À Sanary, avant-hier, E[rnest] Charles causa assez longtemps avec un monsieur fort bien, riche, qui venait de se construire une charmante maison. Ce monsieur passa ainsi la journée avec les uns et les autres, fort gai. Le lendemain il se suicidait. Acte réfléchi et décidé depuis longtemps.
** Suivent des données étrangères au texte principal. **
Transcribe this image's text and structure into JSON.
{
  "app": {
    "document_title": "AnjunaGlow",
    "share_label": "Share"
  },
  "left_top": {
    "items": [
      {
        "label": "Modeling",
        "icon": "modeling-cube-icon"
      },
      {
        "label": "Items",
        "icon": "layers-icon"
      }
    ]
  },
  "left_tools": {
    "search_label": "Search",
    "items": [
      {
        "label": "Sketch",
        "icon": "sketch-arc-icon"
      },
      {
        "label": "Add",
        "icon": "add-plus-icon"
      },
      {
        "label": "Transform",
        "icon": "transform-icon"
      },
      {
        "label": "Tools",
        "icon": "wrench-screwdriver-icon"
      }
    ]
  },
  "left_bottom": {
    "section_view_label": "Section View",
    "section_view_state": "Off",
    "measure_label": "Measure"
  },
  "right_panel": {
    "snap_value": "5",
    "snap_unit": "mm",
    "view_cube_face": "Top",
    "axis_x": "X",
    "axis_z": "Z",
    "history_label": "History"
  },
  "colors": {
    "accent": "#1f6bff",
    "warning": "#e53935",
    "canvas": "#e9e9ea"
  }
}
Reçu la visite d'une ancienne connaissance, Souza Lopès, peintre portugais, conservateur du musée de Lisbonne. Sa femme est française, sœur de Madame Kisling et ne lui ressemble heureusement pas. Nous nous promettons de nous revoir à Lisbonne où il voudrait avoir quelque chose de moi pour le musée.

24 [août 1930 le Brusc]

Mme Machiels est venue déjeuner et a passé l'après-midi avec nous. Elle m'a raconté une histoire de Bourdelle[17] à qui certain jour elle rendait visite, alors qu'il faisait le buste de Perret. Comme elle arrivait, Bourdelle lui parle de moi (il savait qu'elle avait été mon élève), lui posant des questions ahurissantes sur la façon dont on lui avait dit que je faisais les corrections rue de Berri. Mme M[achiels] remit les choses au point. Mais je note combien Bourdelle se préoccupait de moi. Cela date de loin. Il parait qu'il aima mon buste de Paul Adam et qu'il conseillait à ses élèves d'aller le voir.

Isay venu goûter. Le pauvre Raymond Isay est fort attristé de son aventure du Luxembourg. Mais il a été vraiment bien maladroit. Il viendra déjeuner mercredi et nous lira la notice qu'il a faite sur moi.

25 [août 1930 le Brusc]

La fête du pays. Mon petit Marcel prend part au grand championnat de boules. Il a passé deux éliminatoires. Nous l'avons trouvé aux prises, sur le port, lui et ses deux partenaires avec une équipe de spécialistes, trois gaillards roués, qui doivent être dans la vie aussi ficelles qu'ils le sont au jeu. Cela me plaît que mes enfants se mêlent à la vie du pays, se frottent un peu à toutes sortes de gens. Nous manquons d'énergie. Nous élevons nos enfants trop sentimentalement.

26 [août 1930 le Brusc]

Retour de La Croix[-Valmer], où nous avons trouvé M. et Mme Nénot très bien.

27 [août 1930 le Brusc]

Lettre de Billard. Il vient de recevoir notification officielle du résultat du concours porte de S[ain]t-Cloud. Il va falloir se mettre au travail à la rentrée. Excessivement intéressant.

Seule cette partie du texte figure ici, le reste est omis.